In this rant I will point out good software packaging practices, and illustrate how well-known pieces of physics software violate them. It is my hope, although not my expectation, that the authors of the software named below will be shamed into fixing it.
First and most importantly — Choose a License!
In order for people to download your source code and use it, they need your permission. This is not a difficult concept; it comes from the basics of copyright law. If your software does not have a license (which provides this permission), no one can legally use it and you may as well not even have published it. I couldn't even find anything pretending to be a license for Pythia or most other Monte Carlo generators.
Some popular Free Software  licenses, for reference, include the GNU General Public License, the GNU Lesser (or Library) General Public License, the BSD license, and the Apache License. A variant of the last may be desirable for physics projects which are worried about third-party modifications reflecting badly on them; people who redistribute modified versions of Apache are required to get written permission from the authors in order to call their derived product by the Apache name. For those who want to write a Free license for their project, GNU's annotated list of licenses and the Debian Free Software Guidelines (complete with FAQ) should provide a lot of food for thought.
Examples of licenses that are not Free can be found in the EULA (End User License Agreement) of most mainstream commercial software. Licenses such as that of EGSnrc and the original license of ROOT do not qualify as Free Software, either, even though the source code is available. The former prohibits use of the software for commercial purposes, and the latter prohibited distribution of modified copies. (ROOT has since moved to using the LGPL; many thanks to the authors for this license change!) Be aware that if you want your software to be widely used, distributed, and improved by third parties, and if you intend to make the software available at no cost anyway, having a Free license is an excellent way to promote these goals.
In addition to having a license, you must avoid violating that of anyone else's software. This may result in you being sued; in some countries it may even be a criminal offense. Some examples in the Hall of Shame are the inclusion of FLUKA and Pythia/Jetset code in the nominally GPL-licensed CERNLIB. Watch out as well that you aren't accidentally including restrictive licenses from long ago in parts of your code, such as Matrix.h in CLHEP.
Don't forget to license your documentation properly too! Because of the lack of said license, I cannot include all of the detailed CERNLIB documentation in the Debian packages of CERNLIB, much as I would like to; I can use only the small amount that can be found in the explicitly licensed source tree. In choosing a license for your documentation, you should be aware that, although the GNU Free Documentation License is popular, there is some controversy about whether it is truly Free. Many members of the Debian Project have suggested that the best course of action is to provide your programs and their documentation under the same license. This makes it easy for downstream packagers and bug fixers to legally move code and comments back and forth between programs and docs.

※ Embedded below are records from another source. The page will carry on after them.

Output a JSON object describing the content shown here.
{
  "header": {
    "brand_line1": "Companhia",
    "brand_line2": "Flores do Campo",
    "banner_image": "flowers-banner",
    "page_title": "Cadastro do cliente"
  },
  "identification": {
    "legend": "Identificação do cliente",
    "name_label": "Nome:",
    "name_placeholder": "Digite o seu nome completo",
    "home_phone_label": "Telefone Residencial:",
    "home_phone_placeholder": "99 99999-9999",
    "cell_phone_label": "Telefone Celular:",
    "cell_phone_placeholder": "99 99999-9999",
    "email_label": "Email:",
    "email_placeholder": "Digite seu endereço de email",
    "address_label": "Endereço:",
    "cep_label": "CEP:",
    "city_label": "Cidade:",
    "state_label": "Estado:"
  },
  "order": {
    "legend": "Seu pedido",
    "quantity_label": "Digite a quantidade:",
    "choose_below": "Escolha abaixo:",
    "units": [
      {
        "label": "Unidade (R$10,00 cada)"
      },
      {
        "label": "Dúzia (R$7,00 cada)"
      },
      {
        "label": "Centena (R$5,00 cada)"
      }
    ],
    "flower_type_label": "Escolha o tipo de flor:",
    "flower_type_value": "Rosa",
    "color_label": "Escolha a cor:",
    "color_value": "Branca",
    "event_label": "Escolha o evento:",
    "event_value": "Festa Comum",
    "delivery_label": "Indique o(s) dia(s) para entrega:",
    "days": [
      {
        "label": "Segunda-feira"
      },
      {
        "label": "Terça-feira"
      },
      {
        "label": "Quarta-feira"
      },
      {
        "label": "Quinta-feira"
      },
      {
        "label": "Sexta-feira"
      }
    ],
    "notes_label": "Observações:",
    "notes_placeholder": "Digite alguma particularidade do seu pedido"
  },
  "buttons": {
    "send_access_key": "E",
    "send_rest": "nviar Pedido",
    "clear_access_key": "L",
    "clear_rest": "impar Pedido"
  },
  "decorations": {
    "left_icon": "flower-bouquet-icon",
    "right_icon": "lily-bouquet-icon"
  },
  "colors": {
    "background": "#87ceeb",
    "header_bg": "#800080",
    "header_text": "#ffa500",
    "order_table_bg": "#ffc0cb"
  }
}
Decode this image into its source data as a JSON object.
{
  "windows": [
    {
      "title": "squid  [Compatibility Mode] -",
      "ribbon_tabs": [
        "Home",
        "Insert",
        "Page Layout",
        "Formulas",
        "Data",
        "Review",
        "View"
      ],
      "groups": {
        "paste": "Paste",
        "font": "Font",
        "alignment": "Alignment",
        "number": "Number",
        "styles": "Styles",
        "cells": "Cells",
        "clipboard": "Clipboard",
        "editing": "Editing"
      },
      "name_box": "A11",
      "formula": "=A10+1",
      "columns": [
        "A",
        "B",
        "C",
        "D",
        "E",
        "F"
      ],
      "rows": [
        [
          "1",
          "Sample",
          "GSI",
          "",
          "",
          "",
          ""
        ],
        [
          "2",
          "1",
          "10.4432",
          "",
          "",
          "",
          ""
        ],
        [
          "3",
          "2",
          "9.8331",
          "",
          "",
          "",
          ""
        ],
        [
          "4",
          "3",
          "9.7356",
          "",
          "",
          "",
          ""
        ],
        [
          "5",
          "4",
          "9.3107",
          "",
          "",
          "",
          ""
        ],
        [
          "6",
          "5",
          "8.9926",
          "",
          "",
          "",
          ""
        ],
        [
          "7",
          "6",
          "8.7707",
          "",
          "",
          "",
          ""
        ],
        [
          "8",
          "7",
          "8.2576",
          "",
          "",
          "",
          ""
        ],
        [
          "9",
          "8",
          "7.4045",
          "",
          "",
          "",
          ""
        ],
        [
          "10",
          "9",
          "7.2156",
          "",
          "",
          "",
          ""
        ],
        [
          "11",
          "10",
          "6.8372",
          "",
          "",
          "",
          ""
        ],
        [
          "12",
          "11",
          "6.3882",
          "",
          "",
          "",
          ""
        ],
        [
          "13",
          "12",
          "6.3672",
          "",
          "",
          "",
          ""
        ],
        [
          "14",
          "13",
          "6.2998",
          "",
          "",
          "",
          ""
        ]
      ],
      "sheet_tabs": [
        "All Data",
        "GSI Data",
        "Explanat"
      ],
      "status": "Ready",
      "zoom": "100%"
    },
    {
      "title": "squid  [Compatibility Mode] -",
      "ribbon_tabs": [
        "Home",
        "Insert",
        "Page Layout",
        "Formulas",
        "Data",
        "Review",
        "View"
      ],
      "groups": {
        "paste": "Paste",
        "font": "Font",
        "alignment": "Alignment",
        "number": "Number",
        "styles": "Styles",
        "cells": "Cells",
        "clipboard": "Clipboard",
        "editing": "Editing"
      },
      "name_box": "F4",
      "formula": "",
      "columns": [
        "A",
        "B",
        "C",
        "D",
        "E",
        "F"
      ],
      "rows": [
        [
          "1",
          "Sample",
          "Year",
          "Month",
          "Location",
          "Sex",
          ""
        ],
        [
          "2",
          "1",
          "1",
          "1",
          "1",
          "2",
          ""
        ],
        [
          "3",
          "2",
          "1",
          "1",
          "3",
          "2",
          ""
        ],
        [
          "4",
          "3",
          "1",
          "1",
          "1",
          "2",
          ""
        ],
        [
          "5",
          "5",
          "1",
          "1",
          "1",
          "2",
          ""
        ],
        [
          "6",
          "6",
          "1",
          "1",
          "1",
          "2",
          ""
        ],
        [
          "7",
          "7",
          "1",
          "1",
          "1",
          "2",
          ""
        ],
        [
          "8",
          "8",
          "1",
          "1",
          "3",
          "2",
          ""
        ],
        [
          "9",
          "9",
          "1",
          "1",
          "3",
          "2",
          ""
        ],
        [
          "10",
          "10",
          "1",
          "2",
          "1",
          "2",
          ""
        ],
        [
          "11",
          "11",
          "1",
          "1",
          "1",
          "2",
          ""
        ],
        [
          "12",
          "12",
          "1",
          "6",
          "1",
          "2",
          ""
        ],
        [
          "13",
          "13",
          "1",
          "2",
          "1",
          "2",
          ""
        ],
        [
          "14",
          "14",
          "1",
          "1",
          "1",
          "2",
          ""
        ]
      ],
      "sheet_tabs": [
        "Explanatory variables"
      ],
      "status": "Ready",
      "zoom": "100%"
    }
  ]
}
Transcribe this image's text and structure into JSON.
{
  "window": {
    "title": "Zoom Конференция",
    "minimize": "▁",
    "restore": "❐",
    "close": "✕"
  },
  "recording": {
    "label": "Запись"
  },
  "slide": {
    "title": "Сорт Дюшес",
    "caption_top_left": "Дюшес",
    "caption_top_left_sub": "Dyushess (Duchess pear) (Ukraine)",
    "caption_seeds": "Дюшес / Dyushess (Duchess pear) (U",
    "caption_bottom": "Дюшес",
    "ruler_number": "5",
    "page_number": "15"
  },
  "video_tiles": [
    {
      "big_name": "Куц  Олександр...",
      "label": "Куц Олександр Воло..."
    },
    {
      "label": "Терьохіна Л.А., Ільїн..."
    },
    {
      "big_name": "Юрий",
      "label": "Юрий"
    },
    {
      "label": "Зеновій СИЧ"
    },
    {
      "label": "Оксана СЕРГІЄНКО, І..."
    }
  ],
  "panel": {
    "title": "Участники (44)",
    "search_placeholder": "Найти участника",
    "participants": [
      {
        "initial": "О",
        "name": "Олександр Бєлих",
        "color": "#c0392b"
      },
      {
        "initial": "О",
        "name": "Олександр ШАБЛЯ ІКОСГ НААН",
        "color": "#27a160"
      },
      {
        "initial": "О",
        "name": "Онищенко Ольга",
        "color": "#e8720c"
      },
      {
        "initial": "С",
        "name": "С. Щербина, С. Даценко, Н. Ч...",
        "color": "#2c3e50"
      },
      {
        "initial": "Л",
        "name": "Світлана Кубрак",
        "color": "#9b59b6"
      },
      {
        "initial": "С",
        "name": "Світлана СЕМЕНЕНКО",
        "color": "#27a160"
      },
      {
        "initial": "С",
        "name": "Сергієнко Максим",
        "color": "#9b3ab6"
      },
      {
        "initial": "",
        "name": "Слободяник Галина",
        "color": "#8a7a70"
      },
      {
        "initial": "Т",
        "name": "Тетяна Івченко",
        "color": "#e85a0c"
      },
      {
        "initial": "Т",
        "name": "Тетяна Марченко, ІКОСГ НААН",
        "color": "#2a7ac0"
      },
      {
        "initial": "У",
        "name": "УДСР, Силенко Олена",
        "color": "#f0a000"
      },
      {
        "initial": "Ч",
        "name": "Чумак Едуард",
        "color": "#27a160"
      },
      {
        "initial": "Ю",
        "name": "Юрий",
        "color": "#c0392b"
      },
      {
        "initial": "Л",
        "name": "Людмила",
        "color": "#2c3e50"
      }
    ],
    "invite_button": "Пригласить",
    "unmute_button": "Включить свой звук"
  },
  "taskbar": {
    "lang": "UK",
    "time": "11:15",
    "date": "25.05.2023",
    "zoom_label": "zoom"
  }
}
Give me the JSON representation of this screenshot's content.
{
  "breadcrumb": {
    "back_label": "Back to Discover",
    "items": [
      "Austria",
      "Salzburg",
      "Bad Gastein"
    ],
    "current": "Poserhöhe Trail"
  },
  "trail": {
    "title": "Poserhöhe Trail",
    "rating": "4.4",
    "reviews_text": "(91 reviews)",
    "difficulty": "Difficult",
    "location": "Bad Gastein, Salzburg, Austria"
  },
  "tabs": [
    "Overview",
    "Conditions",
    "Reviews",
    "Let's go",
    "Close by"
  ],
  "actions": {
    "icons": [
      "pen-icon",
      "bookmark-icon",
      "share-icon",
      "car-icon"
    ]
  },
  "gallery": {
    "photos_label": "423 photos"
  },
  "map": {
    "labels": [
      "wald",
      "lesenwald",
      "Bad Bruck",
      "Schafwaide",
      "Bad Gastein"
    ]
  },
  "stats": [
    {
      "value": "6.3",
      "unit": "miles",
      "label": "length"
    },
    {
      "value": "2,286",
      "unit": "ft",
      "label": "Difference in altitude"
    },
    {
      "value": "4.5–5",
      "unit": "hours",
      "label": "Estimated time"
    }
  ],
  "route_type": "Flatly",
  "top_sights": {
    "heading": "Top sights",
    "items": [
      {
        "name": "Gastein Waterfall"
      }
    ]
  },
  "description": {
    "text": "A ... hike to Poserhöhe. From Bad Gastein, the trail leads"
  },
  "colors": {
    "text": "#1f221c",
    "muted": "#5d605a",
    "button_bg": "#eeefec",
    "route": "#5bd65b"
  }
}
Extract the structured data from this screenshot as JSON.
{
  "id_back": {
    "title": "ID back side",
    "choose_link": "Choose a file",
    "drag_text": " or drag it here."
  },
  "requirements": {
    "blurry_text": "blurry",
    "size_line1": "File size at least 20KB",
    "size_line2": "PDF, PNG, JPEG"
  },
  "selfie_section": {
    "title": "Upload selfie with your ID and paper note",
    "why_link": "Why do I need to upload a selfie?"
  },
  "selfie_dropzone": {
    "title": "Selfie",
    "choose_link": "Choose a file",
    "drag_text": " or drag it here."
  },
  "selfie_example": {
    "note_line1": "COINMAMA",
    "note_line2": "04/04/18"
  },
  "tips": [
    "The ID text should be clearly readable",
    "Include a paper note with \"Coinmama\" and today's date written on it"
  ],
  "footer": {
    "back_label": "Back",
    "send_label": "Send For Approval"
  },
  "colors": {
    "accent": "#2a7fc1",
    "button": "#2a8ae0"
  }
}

Finally, be aware that you (as an individual) and your employer may have very different goals with respect to licensing your project. Some contracts even have the employer claiming ownership over your code written during off-hours if it is in any way related to your job — check on this. Even if you don't have such an onerous contract, if the project is being done for work-related purposes, you should make sure that your employer's views on licensing are aligned with yours.
Put the Software into One File
There is no need to make anyone download ten different tar.gz files in order to have everything needed to compile your software. Just put everything into ONE tar.gz file! It isn't as though downloading ten 5-MB files takes any less time than one 50-MB file. But it is a lot more annoying.
Don't take this advice to extremes, however. You should NOT include readily available third-party packages in your tarball, as ROOT does with Freetype and libAfterImage, especially if your software and the third-party package(s) have different licenses. This is just asking for trouble.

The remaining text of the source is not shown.